Grote Kerkstraat (Venlo)

Uit Genealogie Limburg Wiki
De printervriendelijke versie wordt niet langer ondersteund en kan weergavefouten bevatten. Werk uw browserbladwijzers bij en gebruik de gewone afdrukfunctie van de browser.
Foto 1868 vanuit het noorden gezien met rechts Huize Schreurs in het midden en daarna de later gesloopte herberg en Hof van Holland, die eind 1800 plaatsmaakten voor de nonnenschool.
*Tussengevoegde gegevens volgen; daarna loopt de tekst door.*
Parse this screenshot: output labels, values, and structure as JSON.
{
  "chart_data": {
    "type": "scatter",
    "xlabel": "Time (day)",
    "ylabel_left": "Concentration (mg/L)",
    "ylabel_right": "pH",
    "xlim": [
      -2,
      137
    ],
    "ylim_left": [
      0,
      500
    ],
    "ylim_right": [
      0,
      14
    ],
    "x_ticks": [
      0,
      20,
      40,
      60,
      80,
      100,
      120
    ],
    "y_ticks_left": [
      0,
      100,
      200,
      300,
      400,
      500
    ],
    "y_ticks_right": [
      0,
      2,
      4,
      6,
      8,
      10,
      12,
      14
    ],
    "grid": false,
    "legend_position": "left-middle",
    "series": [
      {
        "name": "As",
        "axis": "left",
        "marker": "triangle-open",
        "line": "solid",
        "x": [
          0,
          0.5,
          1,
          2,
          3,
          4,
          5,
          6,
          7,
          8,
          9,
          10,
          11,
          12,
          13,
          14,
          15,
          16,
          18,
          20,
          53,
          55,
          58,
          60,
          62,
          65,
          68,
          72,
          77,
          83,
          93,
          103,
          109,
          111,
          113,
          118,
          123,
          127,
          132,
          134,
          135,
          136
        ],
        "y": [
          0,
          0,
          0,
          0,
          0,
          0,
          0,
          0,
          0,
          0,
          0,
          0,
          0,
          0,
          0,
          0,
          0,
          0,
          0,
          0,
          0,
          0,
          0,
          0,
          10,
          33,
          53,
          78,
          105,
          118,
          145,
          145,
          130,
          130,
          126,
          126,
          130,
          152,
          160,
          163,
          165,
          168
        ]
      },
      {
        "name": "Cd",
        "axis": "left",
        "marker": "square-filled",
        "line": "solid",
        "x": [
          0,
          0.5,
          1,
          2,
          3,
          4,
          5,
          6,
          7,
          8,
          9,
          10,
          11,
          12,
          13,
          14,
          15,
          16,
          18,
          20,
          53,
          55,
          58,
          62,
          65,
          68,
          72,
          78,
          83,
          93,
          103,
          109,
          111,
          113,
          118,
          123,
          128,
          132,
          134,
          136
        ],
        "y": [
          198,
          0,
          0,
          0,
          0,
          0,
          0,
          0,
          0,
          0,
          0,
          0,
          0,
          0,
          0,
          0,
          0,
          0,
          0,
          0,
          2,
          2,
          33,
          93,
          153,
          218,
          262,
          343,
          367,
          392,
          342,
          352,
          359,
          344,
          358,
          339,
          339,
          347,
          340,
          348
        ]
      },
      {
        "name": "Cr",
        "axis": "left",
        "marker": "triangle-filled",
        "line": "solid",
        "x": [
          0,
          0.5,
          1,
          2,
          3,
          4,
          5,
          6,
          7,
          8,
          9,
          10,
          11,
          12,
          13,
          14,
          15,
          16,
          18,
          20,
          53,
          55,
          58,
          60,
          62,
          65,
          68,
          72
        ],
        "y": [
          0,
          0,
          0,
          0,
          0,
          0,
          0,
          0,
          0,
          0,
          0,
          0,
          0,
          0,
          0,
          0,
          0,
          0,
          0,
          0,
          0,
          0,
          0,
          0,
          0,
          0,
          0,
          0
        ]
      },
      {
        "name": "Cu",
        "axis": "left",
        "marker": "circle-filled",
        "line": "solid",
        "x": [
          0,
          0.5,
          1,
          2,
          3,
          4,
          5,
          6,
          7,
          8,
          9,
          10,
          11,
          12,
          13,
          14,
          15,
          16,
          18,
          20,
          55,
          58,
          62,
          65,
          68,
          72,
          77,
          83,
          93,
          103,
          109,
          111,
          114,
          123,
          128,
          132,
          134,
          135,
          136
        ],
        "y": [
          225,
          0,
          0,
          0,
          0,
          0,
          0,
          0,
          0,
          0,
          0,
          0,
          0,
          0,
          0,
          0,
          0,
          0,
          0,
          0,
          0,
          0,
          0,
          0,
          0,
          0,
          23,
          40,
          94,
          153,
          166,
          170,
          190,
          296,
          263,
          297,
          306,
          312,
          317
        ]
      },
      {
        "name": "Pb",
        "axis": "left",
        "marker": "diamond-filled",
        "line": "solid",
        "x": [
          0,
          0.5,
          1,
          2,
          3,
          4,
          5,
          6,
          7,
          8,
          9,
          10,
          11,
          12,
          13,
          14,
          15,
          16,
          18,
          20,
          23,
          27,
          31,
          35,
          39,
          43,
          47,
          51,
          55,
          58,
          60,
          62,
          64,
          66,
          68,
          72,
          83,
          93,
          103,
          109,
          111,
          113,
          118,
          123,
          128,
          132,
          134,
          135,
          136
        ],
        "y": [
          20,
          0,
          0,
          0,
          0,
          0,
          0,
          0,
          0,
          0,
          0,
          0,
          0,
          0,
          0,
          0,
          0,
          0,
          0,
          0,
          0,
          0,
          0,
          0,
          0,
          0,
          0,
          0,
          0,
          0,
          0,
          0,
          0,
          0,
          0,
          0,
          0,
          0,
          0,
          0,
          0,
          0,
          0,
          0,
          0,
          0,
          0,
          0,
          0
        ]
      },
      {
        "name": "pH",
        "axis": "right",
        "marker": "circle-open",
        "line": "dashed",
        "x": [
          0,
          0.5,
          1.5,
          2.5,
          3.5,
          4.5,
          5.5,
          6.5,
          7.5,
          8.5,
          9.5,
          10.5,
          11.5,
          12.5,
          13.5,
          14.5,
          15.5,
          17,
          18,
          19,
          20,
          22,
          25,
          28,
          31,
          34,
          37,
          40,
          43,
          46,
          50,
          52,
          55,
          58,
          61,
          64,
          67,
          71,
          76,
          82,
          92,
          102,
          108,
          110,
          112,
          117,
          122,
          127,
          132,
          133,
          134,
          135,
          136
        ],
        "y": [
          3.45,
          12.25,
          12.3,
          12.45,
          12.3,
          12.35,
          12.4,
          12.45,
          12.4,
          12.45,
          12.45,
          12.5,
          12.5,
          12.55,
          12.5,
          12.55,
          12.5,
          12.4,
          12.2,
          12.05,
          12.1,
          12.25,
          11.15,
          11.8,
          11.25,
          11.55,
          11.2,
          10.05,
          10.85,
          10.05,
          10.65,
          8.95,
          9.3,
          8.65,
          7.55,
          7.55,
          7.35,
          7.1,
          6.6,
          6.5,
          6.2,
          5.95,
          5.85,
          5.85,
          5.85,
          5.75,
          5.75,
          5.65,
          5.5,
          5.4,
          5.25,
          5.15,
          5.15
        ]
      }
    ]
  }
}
Geheel rechts de deur naar de langgerekte gevel van het oorspronkelijke weeshuis.
Grote Kerkstraat met de Sint-Martinuskerk circa 1900
Huize Schreurs
Zuidkant Grote Kerkstraat; tot de rode streep zijn de panden aan west- en oostzijde gesloopt. Het grote gebouw links is de school van de Zusters van de Liefde dat op de plaats kwam van het Hof van Holland en een herberg.

De Grote Kerkstraat (oude naam "Kerckstraet") is een van de oudste straten in de binnenstad van Venlo. De straat loopt in noordelijke richting, van de vijfsprong met de Parade, Begijnengang, Gasthuisstraat en Jorisstraat, tot aan de splitsing Kleine Kerkstraat/Sint-Martinusstraat. De straat werd vermoedelijk aangelegd in het verlengde van de Gasthuisstraat, om een looproute te creëren tussen Klein Italië en de Grote Kerk.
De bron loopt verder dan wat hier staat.